I estimate that it will be about the same.

The right hon. Gentleman referred also to the strengthened undercarriage and asked why we had done this. The fact that we have adopted this undercarriage has been known to the House for a long time. The United States Strategic Air Command wants the strengthened undercarriage for its version of the aircraft, the FB1 11, and it was given to us last year as an option. We decided to take advantage of the possibility because it enables the Royal Air Force to make the maximum use of the aircraft's capabilities from semi-prepared airfields to take off with bigger bomb loads.

Several questions were raised by the right hon. Member for Mitcham in comparing the performance of the F111 with the proposed performance of the TSR2. First, the ferry range is 20 per cent, better than the ferry range of the TSR2. Second, the question of engine surging: as my right hon. Friend has said, there are still engine matching problems which, we believe, will be solved in the United States because of the tremendous resources being put behind the programme there, but we are assured that the achievement of the F111 development so far meets the basic and minimum requirements of the Royal Air Force.
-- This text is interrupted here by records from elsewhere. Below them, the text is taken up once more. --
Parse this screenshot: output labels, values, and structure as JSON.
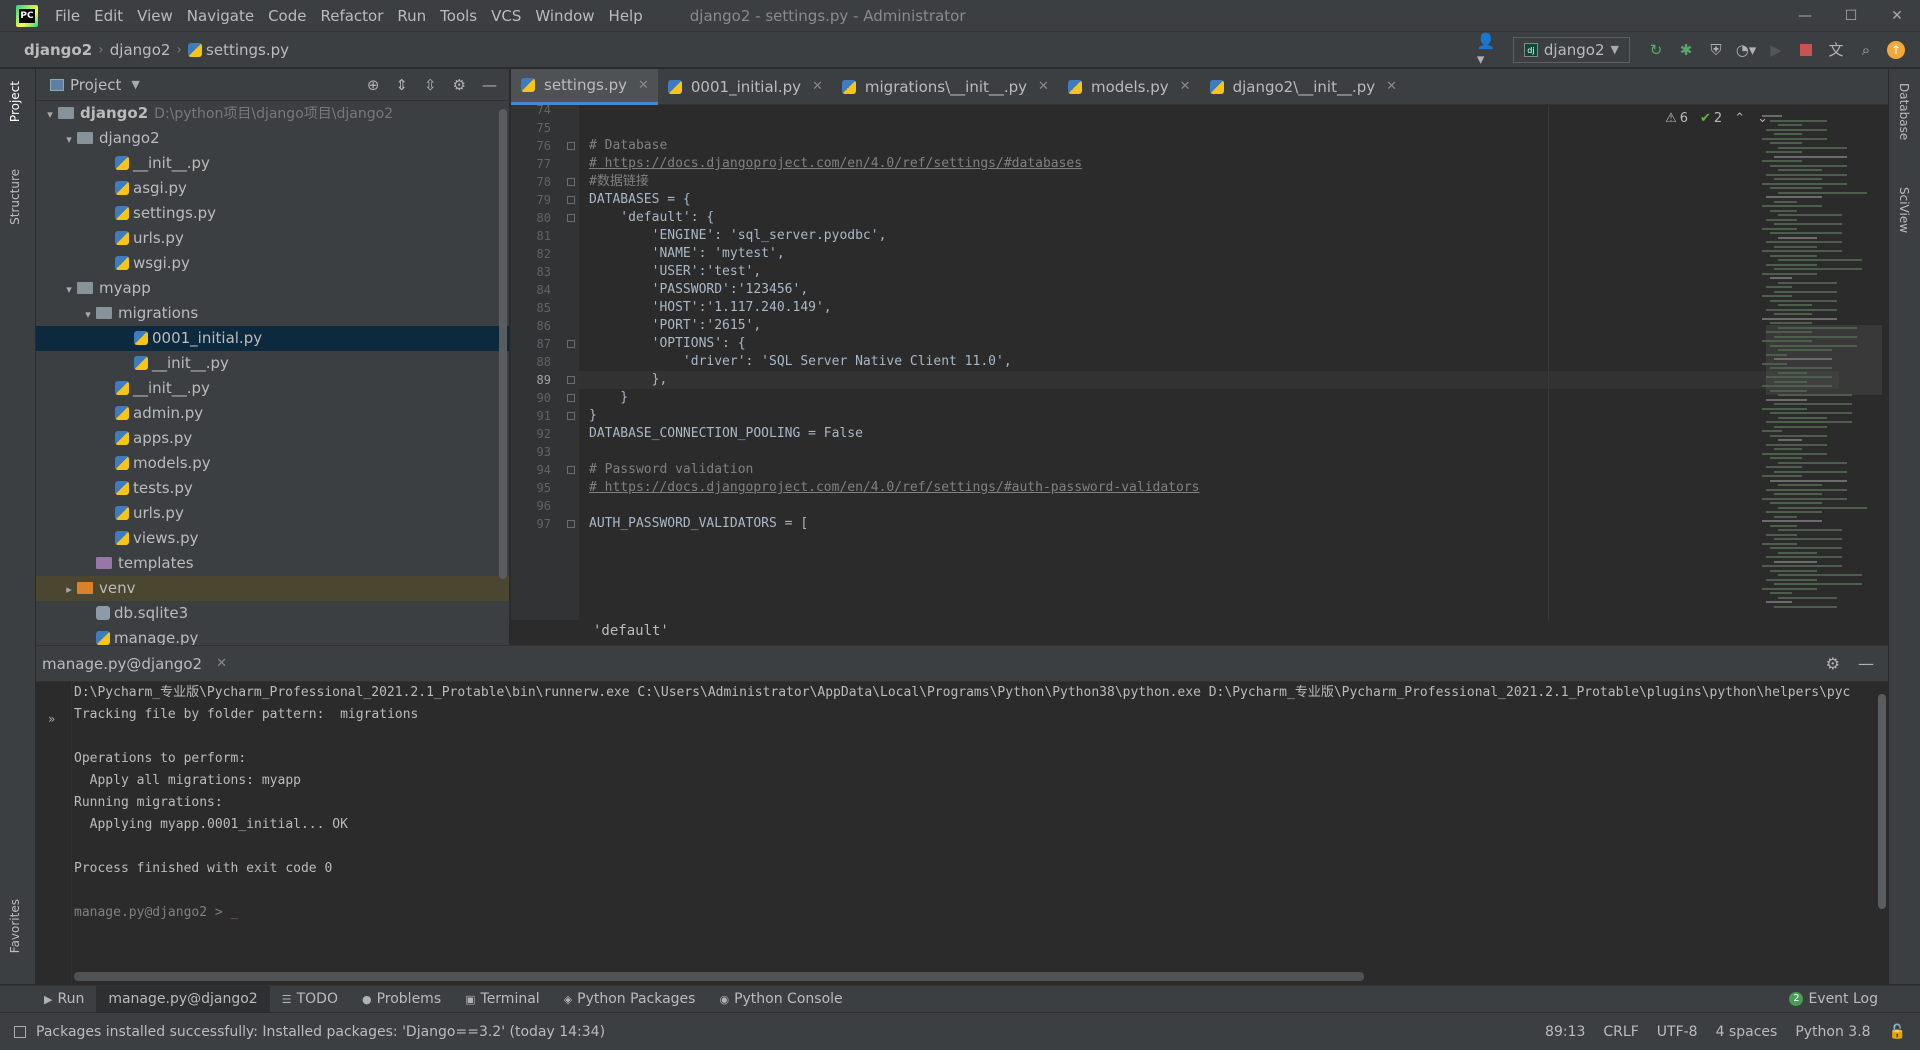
{
  "menu": {
    "items": [
      "File",
      "Edit",
      "View",
      "Navigate",
      "Code",
      "Refactor",
      "Run",
      "Tools",
      "VCS",
      "Window",
      "Help"
    ],
    "title": "django2 - settings.py - Administrator"
  },
  "nav": {
    "crumbs": [
      "django2",
      "django2",
      "settings.py"
    ],
    "run_config": "django2"
  },
  "left_stripe": {
    "project": "Project",
    "structure": "Structure",
    "favorites": "Favorites"
  },
  "right_stripe": {
    "database": "Database",
    "sciview": "SciView"
  },
  "project": {
    "title": "Project",
    "tree": [
      {
        "label": "django2",
        "path": "D:\\python项目\\django项目\\django2",
        "depth": 0,
        "kind": "folder",
        "arrow": "▾"
      },
      {
        "label": "django2",
        "depth": 1,
        "kind": "folder",
        "arrow": "▾"
      },
      {
        "label": "__init__.py",
        "depth": 3,
        "kind": "py"
      },
      {
        "label": "asgi.py",
        "depth": 3,
        "kind": "py"
      },
      {
        "label": "settings.py",
        "depth": 3,
        "kind": "py"
      },
      {
        "label": "urls.py",
        "depth": 3,
        "kind": "py"
      },
      {
        "label": "wsgi.py",
        "depth": 3,
        "kind": "py"
      },
      {
        "label": "myapp",
        "depth": 1,
        "kind": "folder",
        "arrow": "▾"
      },
      {
        "label": "migrations",
        "depth": 2,
        "kind": "folder",
        "arrow": "▾"
      },
      {
        "label": "0001_initial.py",
        "depth": 4,
        "kind": "py",
        "selected": true
      },
      {
        "label": "__init__.py",
        "depth": 4,
        "kind": "py"
      },
      {
        "label": "__init__.py",
        "depth": 3,
        "kind": "py"
      },
      {
        "label": "admin.py",
        "depth": 3,
        "kind": "py"
      },
      {
        "label": "apps.py",
        "depth": 3,
        "kind": "py"
      },
      {
        "label": "models.py",
        "depth": 3,
        "kind": "py"
      },
      {
        "label": "tests.py",
        "depth": 3,
        "kind": "py"
      },
      {
        "label": "urls.py",
        "depth": 3,
        "kind": "py"
      },
      {
        "label": "views.py",
        "depth": 3,
        "kind": "py"
      },
      {
        "label": "templates",
        "depth": 2,
        "kind": "tmpl"
      },
      {
        "label": "venv",
        "depth": 1,
        "kind": "venv",
        "arrow": "▸"
      },
      {
        "label": "db.sqlite3",
        "depth": 2,
        "kind": "db"
      },
      {
        "label": "manage.py",
        "depth": 2,
        "kind": "py"
      }
    ]
  },
  "tabs": [
    {
      "label": "settings.py",
      "active": true
    },
    {
      "label": "0001_initial.py"
    },
    {
      "label": "migrations\\__init__.py"
    },
    {
      "label": "models.py"
    },
    {
      "label": "django2\\__init__.py"
    }
  ],
  "editor": {
    "inspections": {
      "warnings": "6",
      "ok": "2"
    },
    "current_line": 89,
    "lines": [
      {
        "n": 74,
        "t": ""
      },
      {
        "n": 75,
        "t": ""
      },
      {
        "n": 76,
        "t": "# Database",
        "c": "com",
        "fold": true
      },
      {
        "n": 77,
        "t": "# https://docs.djangoproject.com/en/4.0/ref/settings/#databases",
        "c": "link"
      },
      {
        "n": 78,
        "t": "#数据链接",
        "c": "com",
        "fold": true
      },
      {
        "n": 79,
        "t": "DATABASES = {",
        "fold": true
      },
      {
        "n": 80,
        "t": "    'default': {",
        "fold": true
      },
      {
        "n": 81,
        "t": "        'ENGINE': 'sql_server.pyodbc',"
      },
      {
        "n": 82,
        "t": "        'NAME': 'mytest',"
      },
      {
        "n": 83,
        "t": "        'USER':'test',"
      },
      {
        "n": 84,
        "t": "        'PASSWORD':'123456',"
      },
      {
        "n": 85,
        "t": "        'HOST':'1.117.240.149',"
      },
      {
        "n": 86,
        "t": "        'PORT':'2615',"
      },
      {
        "n": 87,
        "t": "        'OPTIONS': {",
        "fold": true
      },
      {
        "n": 88,
        "t": "            'driver': 'SQL Server Native Client 11.0',"
      },
      {
        "n": 89,
        "t": "        },",
        "fold": true
      },
      {
        "n": 90,
        "t": "    }",
        "fold": true
      },
      {
        "n": 91,
        "t": "}",
        "fold": true
      },
      {
        "n": 92,
        "t": "DATABASE_CONNECTION_POOLING = False",
        "c": "bool"
      },
      {
        "n": 93,
        "t": ""
      },
      {
        "n": 94,
        "t": "# Password validation",
        "c": "com",
        "fold": true
      },
      {
        "n": 95,
        "t": "# https://docs.djangoproject.com/en/4.0/ref/settings/#auth-password-validators",
        "c": "link"
      },
      {
        "n": 96,
        "t": ""
      },
      {
        "n": 97,
        "t": "AUTH_PASSWORD_VALIDATORS = [",
        "fold": true
      }
    ],
    "breadcrumb_hint": "'default'"
  },
  "run": {
    "tab": "manage.py@django2",
    "console": [
      "D:\\Pycharm_专业版\\Pycharm_Professional_2021.2.1_Protable\\bin\\runnerw.exe C:\\Users\\Administrator\\AppData\\Local\\Programs\\Python\\Python38\\python.exe D:\\Pycharm_专业版\\Pycharm_Professional_2021.2.1_Protable\\plugins\\python\\helpers\\pyc",
      "Tracking file by folder pattern:  migrations",
      "",
      "Operations to perform:",
      "  Apply all migrations: myapp",
      "Running migrations:",
      "  Applying myapp.0001_initial... OK",
      "",
      "Process finished with exit code 0",
      ""
    ],
    "prompt": "manage.py@django2 > "
  },
  "bottom_tabs": [
    "Run",
    "manage.py@django2",
    "TODO",
    "Problems",
    "Terminal",
    "Python Packages",
    "Python Console"
  ],
  "bottom_icons": [
    "run-icon",
    "",
    "todo-icon",
    "problems-icon",
    "terminal-icon",
    "packages-icon",
    "console-icon"
  ],
  "event_log": {
    "count": "2",
    "label": "Event Log"
  },
  "status": {
    "message": "Packages installed successfully: Installed packages: 'Django==3.2' (today 14:34)",
    "position": "89:13",
    "line_sep": "CRLF",
    "encoding": "UTF-8",
    "indent": "4 spaces",
    "interpreter": "Python 3.8"
  }
}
The right hon. Gentleman asked about the Nav-attack system. This is fully equivalent to that specified for the TSR2. Next, he asked about the terrain-following capability. This equipment has already been functioning very successfully throughout the development programme, and its performance is equivalent to, and in some respects better than, that specified for the TSR2.

There is no doubt that in the F111 we are obtaining an aircraft for the R.A.F. which meets its needs and requirements in all major respects. A further advantage which the House will recognise is that, as this aircraft is to go into squadron service in both America and Australia before the first deliveries to the R.A.F. take place, we shall be more than satisfied that the development problems of the aircraft are solved before the Royal Air Force is flying it.

Furthermore, the great advantage of this agreement as against the TSR2 arrangement is that we have here a ceiling price, subject, of course, to an escalation clause, which will give us a final basic cost of £2½ million per aircraft. The arrangement for the TSR2 was quite dissimilar because the commitment was unlimited. Although we have estimated what the cost of developing and producing the TSR2 might have been, it could have been very much more even than that. For the F111, however, we have a unique agreement with the United States, the best type of agreement for purchasing equipment from the United States that this country has ever achieved. If right hon. Gentlemen opposite, when they started negotiating for buying equipment from the United States, had concentrated their attention on obtaining this type of agreement, perhaps the Exchequer would have been saved a great deal of money and should have saved a great deal of time as well.